Hey there,
I’m using Dataset.from_generator() to convert a torch_dataset to the Huggingface Dataset.
However, when I debug my code on vscode, I find that it runs really slow on Dataset.from_generator() which may even 10 times longer then run the script on terminal.
Here is a simple test I tried:
import os
from functools import partial
from typing import Callable
import torch
import time
from torch.utils.data import Dataset as TorchDataset
from datasets import load_from_disk, Dataset as HFDataset
import torch
from torch.utils.data import Dataset
class SimpleDataset(Dataset):
def __init__(self, data):
self.data = data
self.keys = list(data[0].keys())
def __len__(self):
return len(self.data)
def __getitem__(self, index):
sample = self.data[index]
return {key: sample[key] for key in self.keys}
def TorchDataset2HuggingfaceDataset(torch_dataset: TorchDataset, cache_dir: str = None
) -> HFDataset:
"""
convert torch dataset to huggingface dataset
"""
generator : Callable[[], TorchDataset] = lambda: (sample for sample in torch_dataset)

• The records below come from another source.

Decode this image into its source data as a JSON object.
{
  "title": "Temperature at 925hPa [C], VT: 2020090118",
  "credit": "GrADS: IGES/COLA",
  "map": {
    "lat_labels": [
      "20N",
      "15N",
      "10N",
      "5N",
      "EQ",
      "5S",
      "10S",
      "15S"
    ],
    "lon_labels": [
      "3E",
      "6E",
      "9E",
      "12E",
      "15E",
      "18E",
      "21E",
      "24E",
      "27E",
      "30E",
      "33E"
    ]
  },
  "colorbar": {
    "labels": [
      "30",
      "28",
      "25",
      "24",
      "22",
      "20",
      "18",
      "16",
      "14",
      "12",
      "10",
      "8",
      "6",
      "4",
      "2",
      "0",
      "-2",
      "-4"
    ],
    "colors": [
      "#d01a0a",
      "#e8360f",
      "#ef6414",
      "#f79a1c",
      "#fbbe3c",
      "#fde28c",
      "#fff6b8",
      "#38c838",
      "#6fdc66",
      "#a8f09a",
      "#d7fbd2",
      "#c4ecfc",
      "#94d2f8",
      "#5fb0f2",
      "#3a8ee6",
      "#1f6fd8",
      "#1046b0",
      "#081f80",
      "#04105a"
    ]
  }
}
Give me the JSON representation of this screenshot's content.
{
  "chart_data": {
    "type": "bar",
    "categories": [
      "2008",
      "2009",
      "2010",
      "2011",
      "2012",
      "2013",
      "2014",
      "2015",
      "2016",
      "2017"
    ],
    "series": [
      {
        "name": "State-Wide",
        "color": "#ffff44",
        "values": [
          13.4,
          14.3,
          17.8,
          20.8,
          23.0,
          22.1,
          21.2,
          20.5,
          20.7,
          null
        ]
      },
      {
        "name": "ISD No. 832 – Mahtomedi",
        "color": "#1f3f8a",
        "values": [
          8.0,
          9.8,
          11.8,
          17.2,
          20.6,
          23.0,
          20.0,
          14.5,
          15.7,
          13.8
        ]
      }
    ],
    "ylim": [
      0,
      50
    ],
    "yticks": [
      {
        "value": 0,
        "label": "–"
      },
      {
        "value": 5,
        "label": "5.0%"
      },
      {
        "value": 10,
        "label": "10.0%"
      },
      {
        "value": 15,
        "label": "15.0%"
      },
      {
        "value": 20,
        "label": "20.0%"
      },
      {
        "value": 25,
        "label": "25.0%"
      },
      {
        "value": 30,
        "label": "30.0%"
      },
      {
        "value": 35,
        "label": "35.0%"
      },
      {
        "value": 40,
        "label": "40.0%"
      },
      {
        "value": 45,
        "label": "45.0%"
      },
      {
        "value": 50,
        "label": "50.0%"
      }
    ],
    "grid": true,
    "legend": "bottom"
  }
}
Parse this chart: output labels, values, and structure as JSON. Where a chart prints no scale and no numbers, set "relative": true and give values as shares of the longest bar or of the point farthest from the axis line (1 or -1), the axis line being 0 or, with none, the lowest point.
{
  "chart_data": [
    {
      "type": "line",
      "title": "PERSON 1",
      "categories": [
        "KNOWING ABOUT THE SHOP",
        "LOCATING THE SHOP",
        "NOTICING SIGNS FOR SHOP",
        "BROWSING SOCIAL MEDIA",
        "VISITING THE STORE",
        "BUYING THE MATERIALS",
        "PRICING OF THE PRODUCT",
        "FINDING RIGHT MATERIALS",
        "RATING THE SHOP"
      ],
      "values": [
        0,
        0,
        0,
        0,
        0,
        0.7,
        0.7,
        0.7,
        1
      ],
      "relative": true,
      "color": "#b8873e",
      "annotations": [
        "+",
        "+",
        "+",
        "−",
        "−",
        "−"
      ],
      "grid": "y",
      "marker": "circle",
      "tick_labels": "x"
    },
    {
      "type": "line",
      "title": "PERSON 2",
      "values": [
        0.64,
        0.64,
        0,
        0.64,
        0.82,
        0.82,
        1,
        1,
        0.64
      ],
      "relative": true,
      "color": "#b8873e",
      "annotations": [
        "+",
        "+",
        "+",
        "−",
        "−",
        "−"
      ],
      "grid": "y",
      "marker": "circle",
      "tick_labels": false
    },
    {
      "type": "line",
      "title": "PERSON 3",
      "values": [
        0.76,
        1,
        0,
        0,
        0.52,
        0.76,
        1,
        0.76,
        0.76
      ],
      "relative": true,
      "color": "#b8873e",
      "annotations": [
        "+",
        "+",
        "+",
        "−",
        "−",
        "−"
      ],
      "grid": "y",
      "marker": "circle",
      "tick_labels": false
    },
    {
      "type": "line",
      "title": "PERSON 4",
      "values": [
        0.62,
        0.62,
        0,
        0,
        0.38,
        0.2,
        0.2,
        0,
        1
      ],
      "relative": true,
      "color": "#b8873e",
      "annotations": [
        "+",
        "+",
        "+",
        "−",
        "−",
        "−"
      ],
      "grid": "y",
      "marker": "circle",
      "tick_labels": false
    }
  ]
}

return HFDataset.from_generator(generator, cache_dir=cache_dir)
if __name__ == '__main__':
data = [
{'id': 1, 'name': 'Alice'},
{'id': 2, 'name': 'Bob'},
{'id': 3, 'name': 'Charlie'}
]
torch_dataset = SimpleDataset(data)
start_time = time.time()
huggingface_dataset = TorchDataset2HuggingfaceDataset(torch_dataset)
end_time = time.time()
print("time: ", end_time - start_time)
print(huggingface_dataset)
this test on my machine report that the running time on terminal is 0.086,
however the running time in debugging mode on vscode is 0.25, which I think is much longer than expected.
I’d like to know is the anything wrong in the code or just because of debugging?
I have traced the code and I find is this func which I get stuck.
In datasets.builder.BuilderCofing
def create_config_id(
self,
config_kwargs: dict,
custom_features: Optional[Features] = None,
) -> str:
...
# stuck in this line
suffix = Hasher.hash(config_kwargs_to_add_to_suffix)
Thanks for you help.